Op zijn karakteristieke bescheiden manier hecht Prine niet veel belang aan de titel van dit album, maar niet alleen is het volkomen logisch om vergeving te beschouwen als een boom (een bron van veiligheid en onderdak, stevig geworteld), ik zie vergeving ook overal in deze nummers. Hun personages zijn bedachtzaam en teder, bereid om verantwoordelijkheid te nemen, gretig om conflicten te neutraliseren of hun morele of emotionele rekeningen te vereffenen. Vergeving is een thema waar ik bijna geen interesse in heb om een jonge artiest aan te zien tackelen, omdat het een vaardigheid is die zelfs de vriendelijkste en meest emotioneel intuïtieve onder ons niet echt beheersen totdat ze laat in het leven zijn. Vergeven vereist nederigheid, empathie, en veerkracht—onverblindt door trots, de eeuwige handicap van de jeugd. Vergeving is kracht vinden in kwetsbaarheid—het vermogen om iemand recht in de ogen te kijken en je voor hen te vernederen (de exacte pose die Prine aanneemt op de hoes van het album)—om een situatie serieus te nemen maar toch om jezelf te lachen.
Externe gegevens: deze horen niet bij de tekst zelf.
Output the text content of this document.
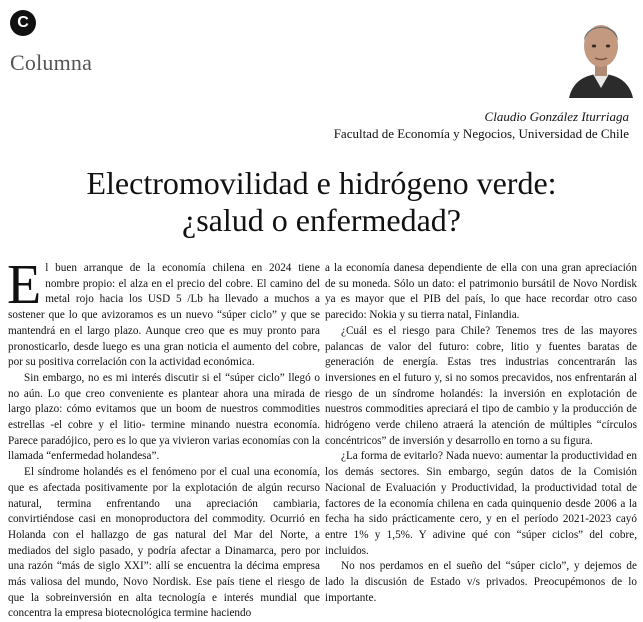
C
Columna
Claudio González Iturriaga
Facultad de Economía y Negocios, Universidad de Chile
Electromovilidad e hidrógeno verde:
¿salud o enfermedad?

El buen arranque de la economía chilena en 2024 tiene nombre propio: el alza en el precio del cobre. El camino del metal rojo hacia los USD 5 /Lb ha llevado a muchos a sostener que lo que avizoramos es un nuevo “súper ciclo” y que se mantendrá en el largo plazo. Aunque creo que es muy pronto para pronosticarlo, desde luego es una gran noticia el aumento del cobre, por su positiva correlación con la actividad económica.

Sin embargo, no es mi interés discutir si el “súper ciclo” llegó o no aún. Lo que creo conveniente es plantear ahora una mirada de largo plazo: cómo evitamos que un boom de nuestros commodities estrellas -el cobre y el litio- termine minando nuestra economía. Parece paradójico, pero es lo que ya vivieron varias economías con la llamada “enfermedad holandesa”.

El síndrome holandés es el fenómeno por el cual una economía, que es afectada positivamente por la explotación de algún recurso natural, termina enfrentando una apreciación cambiaria, convirtiéndose casi en monoproductora del commodity. Ocurrió en Holanda con el hallazgo de gas natural del Mar del Norte, a mediados del siglo pasado, y podría afectar a Dinamarca, pero por una razón “más de siglo XXI”: allí se encuentra la décima empresa más valiosa del mundo, Novo Nordisk. Ese país tiene el riesgo de que la sobreinversión en alta tecnología e interés mundial que concentra la empresa biotecnológica termine haciendo

a la economía danesa dependiente de ella con una gran apreciación de su moneda. Sólo un dato: el patrimonio bursátil de Novo Nordisk ya es mayor que el PIB del país, lo que hace recordar otro caso parecido: Nokia y su tierra natal, Finlandia.

¿Cuál es el riesgo para Chile? Tenemos tres de las mayores palancas de valor del futuro: cobre, litio y fuentes baratas de generación de energía. Estas tres industrias concentrarán las inversiones en el futuro y, si no somos precavidos, nos enfrentarán al riesgo de un síndrome holandés: la inversión en explotación de nuestros commodities apreciará el tipo de cambio y la producción de hidrógeno verde chileno atraerá la atención de múltiples “círculos concéntricos” de inversión y desarrollo en torno a su figura.

¿La forma de evitarlo? Nada nuevo: aumentar la productividad en los demás sectores. Sin embargo, según datos de la Comisión Nacional de Evaluación y Productividad, la productividad total de factores de la economía chilena en cada quinquenio desde 2006 a la fecha ha sido prácticamente cero, y en el período 2021-2023 cayó entre 1% y 1,5%. Y adivine qué con “súper ciclos” del cobre, incluidos.

No nos perdamos en el sueño del “súper ciclo”, y dejemos de lado la discusión de Estado v/s privados. Preocupémonos de lo importante.
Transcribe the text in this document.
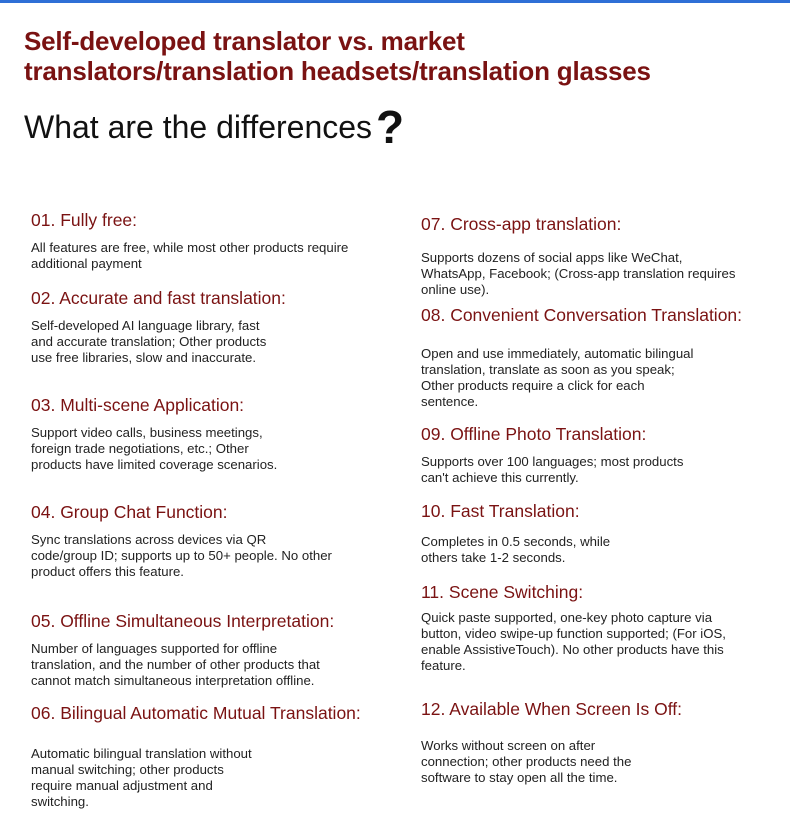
Self-developed translator vs. market
translators/translation headsets/translation glasses
What are the differences?
01. Fully free:
All features are free, while most other products require
additional payment
02. Accurate and fast translation:
Self-developed AI language library, fast
and accurate translation; Other products
use free libraries, slow and inaccurate.
03. Multi-scene Application:
Support video calls, business meetings,
foreign trade negotiations, etc.; Other
products have limited coverage scenarios.
04. Group Chat Function:
Sync translations across devices via QR
code/group ID; supports up to 50+ people. No other
product offers this feature.
05. Offline Simultaneous Interpretation:
Number of languages supported for offline
translation, and the number of other products that
cannot match simultaneous interpretation offline.
06. Bilingual Automatic Mutual Translation:
Automatic bilingual translation without
manual switching; other products
require manual adjustment and
switching.
07. Cross-app translation:
Supports dozens of social apps like WeChat,
WhatsApp, Facebook; (Cross-app translation requires
online use).
08. Convenient Conversation Translation:
Open and use immediately, automatic bilingual
translation, translate as soon as you speak;
Other products require a click for each
sentence.
09. Offline Photo Translation:
Supports over 100 languages; most products
can't achieve this currently.
10. Fast Translation:
Completes in 0.5 seconds, while
others take 1-2 seconds.
11. Scene Switching:
Quick paste supported, one-key photo capture via
button, video swipe-up function supported; (For iOS,
enable AssistiveTouch). No other products have this
feature.
12. Available When Screen Is Off:
Works without screen on after
connection; other products need the
software to stay open all the time.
Kracht in kwetsbaarheid, licht vinden in de donkere hoeken: er is geen betere houding waar we allemaal op kunnen hopen, en geen betere samenvatting van Prine’s gaven.
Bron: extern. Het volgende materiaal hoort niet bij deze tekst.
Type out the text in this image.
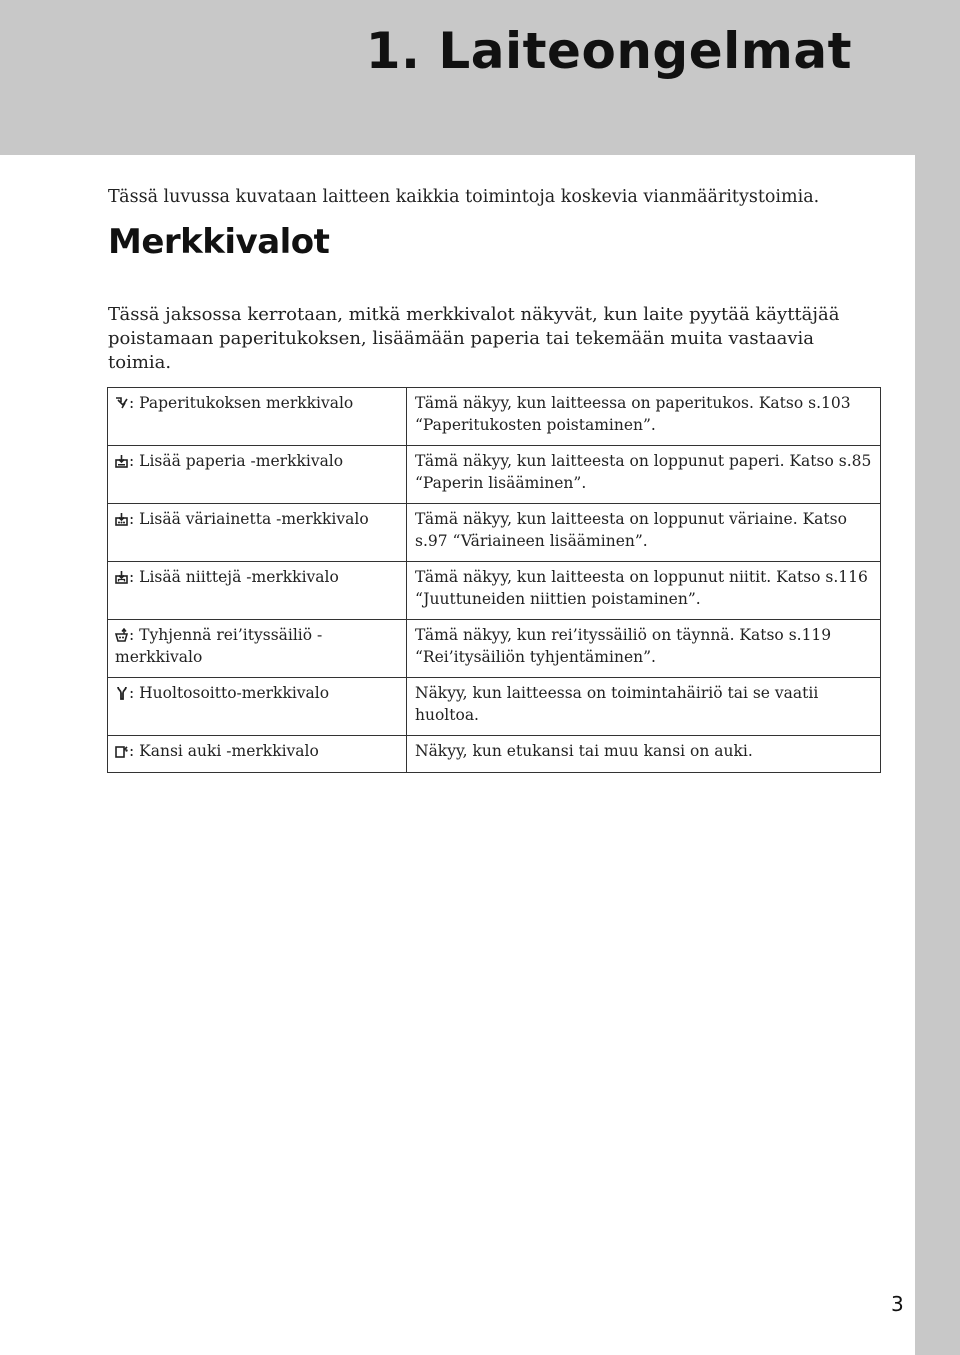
1. Laiteongelmat

Tässä luvussa kuvataan laitteen kaikkia toimintoja koskevia vianmääritystoimia.

Merkkivalot

Tässä jaksossa kerrotaan, mitkä merkkivalot näkyvät, kun laite pyytää käyttäjää poistamaan paperitukoksen, lisäämään paperia tai tekemään muita vastaavia toimia.

: Paperitukoksen merkkivalo	Tämä näkyy, kun laitteessa on paperitukos. Katso s.103 “Paperitukosten poistaminen”.

: Lisää paperia -merkkivalo	Tämä näkyy, kun laitteesta on loppunut paperi. Katso s.85 “Paperin lisääminen”.

: Lisää väriainetta -merkkivalo	Tämä näkyy, kun laitteesta on loppunut väriaine. Katso s.97 “Väriaineen lisääminen”.

: Lisää niittejä -merkkivalo	Tämä näkyy, kun laitteesta on loppunut niitit. Katso s.116 “Juuttuneiden niittien poistaminen”.

: Tyhjennä rei’ityssäiliö -merkkivalo	Tämä näkyy, kun rei’ityssäiliö on täynnä. Katso s.119 “Rei’itysäiliön tyhjentäminen”.

: Huoltosoitto-merkkivalo	Näkyy, kun laitteessa on toimintahäiriö tai se vaatii huoltoa.

: Kansi auki -merkkivalo	Näkyy, kun etukansi tai muu kansi on auki.
3
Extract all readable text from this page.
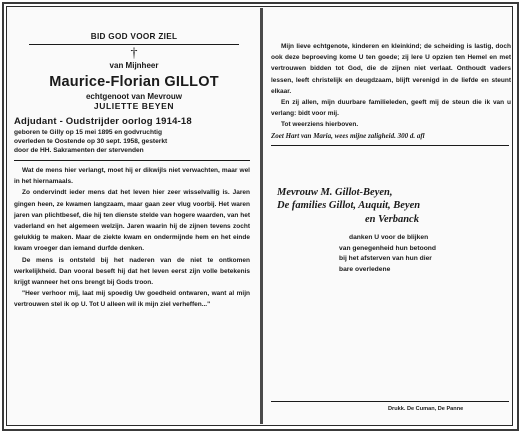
BID GOD VOOR ZIEL
†
van Mijnheer
Maurice-Florian GILLOT
echtgenoot van Mevrouw
JULIETTE BEYEN
Adjudant - Oudstrijder oorlog 1914-18
geboren te Gilly op 15 mei 1895 en godvruchtig
overleden te Oostende op 30 sept. 1958, gesterkt
door de HH. Sakramenten der stervenden

Wat de mens hier verlangt, moet hij er dikwijls niet verwachten, maar wel in het hiernamaals.

Zo ondervindt ieder mens dat het leven hier zeer wisselvallig is. Jaren gingen heen, ze kwamen langzaam, maar gaan zeer vlug voorbij. Het waren jaren van plichtbesef, die hij ten dienste stelde van hogere waarden, van het vaderland en het algemeen welzijn. Jaren waarin hij de zijnen tevens zocht gelukkig te maken. Maar de ziekte kwam en ondermijnde hem en het einde kwam vroeger dan iemand durfde denken.

De mens is ontsteld bij het naderen van de niet te ontkomen werkelijkheid. Dan vooral beseft hij dat het leven eerst zijn volle betekenis krijgt wanneer het ons brengt bij Gods troon.

"Heer verhoor mij, laat mij spoedig Uw goedheid ontwaren, want al mijn vertrouwen stel ik op U. Tot U alleen wil ik mijn ziel verheffen..."

Mijn lieve echtgenote, kinderen en kleinkind; de scheiding is lastig, doch ook deze beproeving kome U ten goede; zij lere U opzien ten Hemel en met vertrouwen bidden tot God, die de zijnen niet verlaat. Onthoudt vaders lessen, leeft christelijk en deugdzaam, blijft verenigd in de liefde en steunt elkaar.

En zij allen, mijn duurbare familieleden, geeft mij de steun die ik van u verlang: bidt voor mij.

Tot weerziens hierboven.

Zoet Hart van Maria, wees mijne zaligheid. 300 d. afl
Mevrouw M. Gillot-Beyen,
De families Gillot, Auquit, Beyen
en Verbanck
danken U voor de blijken
van genegenheid hun betoond
bij het afsterven van hun dier
bare overledene
Drukk. De Cuman, De Panne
Susannah Young is a self-employed communications strategist, writer and editor living in Chicago. Since 2009, she has also worked as a music critic. Her writing has appeared in the book Vinyl Me, Please: 100 Albums You Need in Your Collection (Abrams Image, 2017) as well as on VMP’s Magazine, Pitchfork and KCRW, among other publications.
Exclusieve 15% korting voor leraren, studenten, militairen, gezondheidsprofessionals & eerstehulpverleners - Laat je verifiëren!